Вот в этом окружении я и засыпал вечерами – в полутьме, где время от времени щелкал, нарушая звучание музыки, кремень дедушкиной зажигалки. Потом он откладывал «Шпигель» в сторону, и я сквозь сон чувствовал, как дед поднимает меня на руки. Стены и потолок кружились вокруг меня, если мне удавалось чуть приоткрыть слипающиеся глаза, словно я был иглой компаса. Затем дед укладывал меня на постель, устраивая мои ноги и руки поудобнее, и накрывал периной. И каждое утро я видел его лицо: лампа из коридора освещала щетину на щеках и лихие усы, прожелтевшие от табака; он стоял рядом с моей постелью и улыбался – и я сразу понимал, что он смотрел на меня еще до того, как меня разбудить.
Единственная дедушкина странность состояла в том, что он не разрешал мне ходить за почтой. Задержки почтальона выбивали его из ритма, и каждый день в одиннадцать он начинал высматривать, не покажется ли на дороге из города красный почтовый фургон. Потом дед стал получать почту на почтовый ящик в поселковом центре, объясняя это тем, что кто-то сломал замок нашего почтового ящика.
Я выписывал разные торговые каталоги, прикладывая почтовые марки, и каталоги приходили. А за ними – комплекты для сбора музыкальных колонок, охотничьи ружья в каталоге «Скоу», товары для рыбалки в шведском каталоге от АБУ, фототехника, материал для изготовления рыболовных мушек… Каталоги приходили, и я узнавал из них больше, чем из школьных учебников. Окружающий мир был доступен мне через посредство деда: толстые конверты на нагретом сиденье автомобиля после его поездок в поселковый центр.
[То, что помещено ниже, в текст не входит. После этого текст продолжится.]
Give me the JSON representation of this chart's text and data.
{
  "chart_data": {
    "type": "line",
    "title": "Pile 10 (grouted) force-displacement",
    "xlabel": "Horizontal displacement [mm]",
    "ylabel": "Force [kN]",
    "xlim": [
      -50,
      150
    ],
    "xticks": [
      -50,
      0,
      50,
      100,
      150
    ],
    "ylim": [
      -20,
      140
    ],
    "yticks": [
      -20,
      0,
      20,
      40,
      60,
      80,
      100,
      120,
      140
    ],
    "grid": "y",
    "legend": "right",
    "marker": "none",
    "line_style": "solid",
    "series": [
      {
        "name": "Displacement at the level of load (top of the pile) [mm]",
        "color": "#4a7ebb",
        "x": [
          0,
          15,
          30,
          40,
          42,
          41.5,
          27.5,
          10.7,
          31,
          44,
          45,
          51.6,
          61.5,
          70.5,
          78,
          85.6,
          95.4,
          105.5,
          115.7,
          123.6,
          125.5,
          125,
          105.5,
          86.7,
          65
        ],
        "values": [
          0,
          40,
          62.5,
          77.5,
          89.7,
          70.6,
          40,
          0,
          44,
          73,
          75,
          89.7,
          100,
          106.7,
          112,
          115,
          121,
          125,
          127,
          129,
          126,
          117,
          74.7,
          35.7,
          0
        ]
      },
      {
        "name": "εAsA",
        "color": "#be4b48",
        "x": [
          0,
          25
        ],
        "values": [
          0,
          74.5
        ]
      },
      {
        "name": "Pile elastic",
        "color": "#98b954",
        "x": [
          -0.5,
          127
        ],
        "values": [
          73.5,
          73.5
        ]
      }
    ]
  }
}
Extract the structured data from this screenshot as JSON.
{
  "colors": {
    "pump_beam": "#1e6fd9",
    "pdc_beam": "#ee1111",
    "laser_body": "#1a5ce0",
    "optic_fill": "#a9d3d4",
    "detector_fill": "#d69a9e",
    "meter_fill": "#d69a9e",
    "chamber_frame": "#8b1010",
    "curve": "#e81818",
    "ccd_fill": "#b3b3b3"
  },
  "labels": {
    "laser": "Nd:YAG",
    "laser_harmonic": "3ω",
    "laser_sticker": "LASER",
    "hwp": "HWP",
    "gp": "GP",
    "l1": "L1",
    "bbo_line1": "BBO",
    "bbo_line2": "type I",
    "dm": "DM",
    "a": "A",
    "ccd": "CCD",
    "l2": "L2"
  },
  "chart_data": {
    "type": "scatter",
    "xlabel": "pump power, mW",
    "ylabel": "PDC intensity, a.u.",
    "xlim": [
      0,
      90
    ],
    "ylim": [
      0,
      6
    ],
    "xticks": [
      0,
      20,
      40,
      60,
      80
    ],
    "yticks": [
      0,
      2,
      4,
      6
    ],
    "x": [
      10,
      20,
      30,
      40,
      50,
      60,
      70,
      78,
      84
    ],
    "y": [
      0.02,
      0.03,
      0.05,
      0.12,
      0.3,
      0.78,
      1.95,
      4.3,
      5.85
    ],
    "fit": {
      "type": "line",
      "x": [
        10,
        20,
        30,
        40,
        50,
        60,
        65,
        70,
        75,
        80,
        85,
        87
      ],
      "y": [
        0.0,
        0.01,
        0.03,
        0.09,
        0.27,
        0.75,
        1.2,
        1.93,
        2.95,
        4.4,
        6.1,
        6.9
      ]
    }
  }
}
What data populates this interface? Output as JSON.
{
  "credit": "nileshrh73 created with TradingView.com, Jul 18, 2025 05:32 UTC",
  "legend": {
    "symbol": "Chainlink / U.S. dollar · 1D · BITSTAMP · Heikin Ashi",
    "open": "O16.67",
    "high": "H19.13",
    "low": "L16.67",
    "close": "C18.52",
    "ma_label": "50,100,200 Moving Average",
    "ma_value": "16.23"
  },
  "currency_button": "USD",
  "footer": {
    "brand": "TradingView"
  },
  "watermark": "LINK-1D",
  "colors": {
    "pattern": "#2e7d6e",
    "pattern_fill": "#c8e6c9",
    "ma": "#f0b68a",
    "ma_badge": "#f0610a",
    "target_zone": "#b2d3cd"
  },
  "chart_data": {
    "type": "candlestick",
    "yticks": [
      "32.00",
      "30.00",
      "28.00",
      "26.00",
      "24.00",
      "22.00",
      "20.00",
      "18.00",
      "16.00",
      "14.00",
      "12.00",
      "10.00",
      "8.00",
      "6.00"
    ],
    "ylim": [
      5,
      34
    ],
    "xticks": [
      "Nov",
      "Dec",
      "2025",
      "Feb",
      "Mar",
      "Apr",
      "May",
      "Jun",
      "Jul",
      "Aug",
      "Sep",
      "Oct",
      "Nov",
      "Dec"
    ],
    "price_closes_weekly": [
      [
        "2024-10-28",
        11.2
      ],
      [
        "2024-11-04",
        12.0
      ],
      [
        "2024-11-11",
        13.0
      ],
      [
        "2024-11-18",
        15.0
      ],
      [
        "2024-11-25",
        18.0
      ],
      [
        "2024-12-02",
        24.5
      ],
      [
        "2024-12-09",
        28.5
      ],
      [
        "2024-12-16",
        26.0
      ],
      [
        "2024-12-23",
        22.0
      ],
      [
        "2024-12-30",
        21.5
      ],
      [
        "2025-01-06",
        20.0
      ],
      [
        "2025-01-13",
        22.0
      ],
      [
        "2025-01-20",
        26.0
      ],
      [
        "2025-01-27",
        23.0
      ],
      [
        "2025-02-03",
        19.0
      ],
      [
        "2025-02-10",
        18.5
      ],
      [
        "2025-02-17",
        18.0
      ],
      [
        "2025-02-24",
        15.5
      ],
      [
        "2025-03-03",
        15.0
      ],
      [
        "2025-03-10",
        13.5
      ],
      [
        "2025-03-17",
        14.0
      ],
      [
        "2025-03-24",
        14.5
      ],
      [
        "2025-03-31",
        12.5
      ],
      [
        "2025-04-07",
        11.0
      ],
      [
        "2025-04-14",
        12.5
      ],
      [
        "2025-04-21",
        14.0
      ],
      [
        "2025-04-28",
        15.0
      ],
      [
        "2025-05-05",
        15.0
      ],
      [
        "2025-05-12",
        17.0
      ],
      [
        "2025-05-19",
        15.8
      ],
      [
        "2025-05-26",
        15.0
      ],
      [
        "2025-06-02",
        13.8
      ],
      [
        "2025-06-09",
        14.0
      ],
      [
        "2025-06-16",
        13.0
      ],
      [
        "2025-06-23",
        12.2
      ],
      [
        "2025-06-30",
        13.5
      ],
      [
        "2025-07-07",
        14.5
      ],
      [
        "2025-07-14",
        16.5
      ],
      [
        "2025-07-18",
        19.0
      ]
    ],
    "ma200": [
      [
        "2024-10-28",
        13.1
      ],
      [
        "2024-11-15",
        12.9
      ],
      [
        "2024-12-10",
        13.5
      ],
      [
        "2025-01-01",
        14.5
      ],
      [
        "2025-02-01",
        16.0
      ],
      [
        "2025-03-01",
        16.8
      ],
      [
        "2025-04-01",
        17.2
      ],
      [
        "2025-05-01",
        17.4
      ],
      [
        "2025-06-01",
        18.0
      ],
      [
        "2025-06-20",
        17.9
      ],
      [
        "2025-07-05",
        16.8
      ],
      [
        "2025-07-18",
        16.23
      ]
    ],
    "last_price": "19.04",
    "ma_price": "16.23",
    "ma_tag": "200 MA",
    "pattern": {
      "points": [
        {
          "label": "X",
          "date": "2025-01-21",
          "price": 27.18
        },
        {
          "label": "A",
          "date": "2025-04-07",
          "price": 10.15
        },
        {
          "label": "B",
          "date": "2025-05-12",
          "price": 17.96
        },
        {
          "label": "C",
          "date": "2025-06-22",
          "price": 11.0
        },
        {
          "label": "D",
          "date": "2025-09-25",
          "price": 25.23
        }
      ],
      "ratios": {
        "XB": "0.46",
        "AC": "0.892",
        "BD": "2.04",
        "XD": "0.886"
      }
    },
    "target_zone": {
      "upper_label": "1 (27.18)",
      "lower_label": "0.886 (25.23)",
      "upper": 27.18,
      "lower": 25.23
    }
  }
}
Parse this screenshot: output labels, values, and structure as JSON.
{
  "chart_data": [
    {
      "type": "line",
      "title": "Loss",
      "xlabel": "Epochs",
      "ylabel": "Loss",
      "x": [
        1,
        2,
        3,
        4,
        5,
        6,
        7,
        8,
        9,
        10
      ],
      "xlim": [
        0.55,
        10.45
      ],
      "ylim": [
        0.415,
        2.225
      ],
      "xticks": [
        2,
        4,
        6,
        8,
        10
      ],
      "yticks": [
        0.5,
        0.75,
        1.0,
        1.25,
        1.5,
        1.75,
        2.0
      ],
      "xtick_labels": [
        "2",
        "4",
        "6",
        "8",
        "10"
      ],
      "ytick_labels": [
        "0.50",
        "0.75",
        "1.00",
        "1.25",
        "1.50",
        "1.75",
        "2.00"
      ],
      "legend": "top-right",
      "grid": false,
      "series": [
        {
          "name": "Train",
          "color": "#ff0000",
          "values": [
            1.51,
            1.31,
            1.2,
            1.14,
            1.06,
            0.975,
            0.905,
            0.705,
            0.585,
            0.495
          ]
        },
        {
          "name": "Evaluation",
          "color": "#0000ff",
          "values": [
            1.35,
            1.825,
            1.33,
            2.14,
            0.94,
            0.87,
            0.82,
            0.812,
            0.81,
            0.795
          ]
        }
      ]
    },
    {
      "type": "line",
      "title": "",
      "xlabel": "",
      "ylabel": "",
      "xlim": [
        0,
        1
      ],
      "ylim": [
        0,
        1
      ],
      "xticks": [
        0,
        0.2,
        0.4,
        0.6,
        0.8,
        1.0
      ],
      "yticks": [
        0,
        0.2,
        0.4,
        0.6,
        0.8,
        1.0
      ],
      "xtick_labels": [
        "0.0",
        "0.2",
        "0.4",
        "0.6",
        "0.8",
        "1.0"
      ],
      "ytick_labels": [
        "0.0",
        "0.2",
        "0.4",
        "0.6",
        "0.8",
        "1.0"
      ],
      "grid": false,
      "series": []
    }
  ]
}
И так продолжалось до бесконечности, пока в какой-то год он не вернулся с ежегодного собрания Общества овцеводов и козоводов и не сказал с порога, что придется нам забирать почту из почтового ящика – ездить в Саксюм за ней слишком хлопотно.
Еще задолго до этого мы обрезали приклад у отцовского дробовика и отправились охотиться на уток. Это было ружье фирмы «Зауэр и сын», 16-го калибра, с горизонтальным расположением стволов. Отец получил его на конфирмацию[2], но вроде никогда не использовал. Пока я рос, мы наклеивали на приклад поперечные срезы от отделенной части, и в день моей конфирмации на прикладе из оранжево-коричневого орехового дерева были видны тоненькие бороздки, отмечавшие этапы моего взросления под крылом у дедушки.
Это были мои годовые кольца.
Но я хорошо знал, что годовые кольца у ели, если она растет слишком быстро, будут широкими, и, когда ель вырастет такой высокой, что ее сможет закрутить в вихре ветер, она сломается.
Всю жизнь я слышал из леса шелест листьев карельских берез. И как-то ночью в 1991 году это легкое колыхание переросло в ветер, чуть не сваливший меня. Потому что в истории моих родителей что-то еще не улеглось и продолжало потихоньку ворочаться, как жирная гадюка в траве.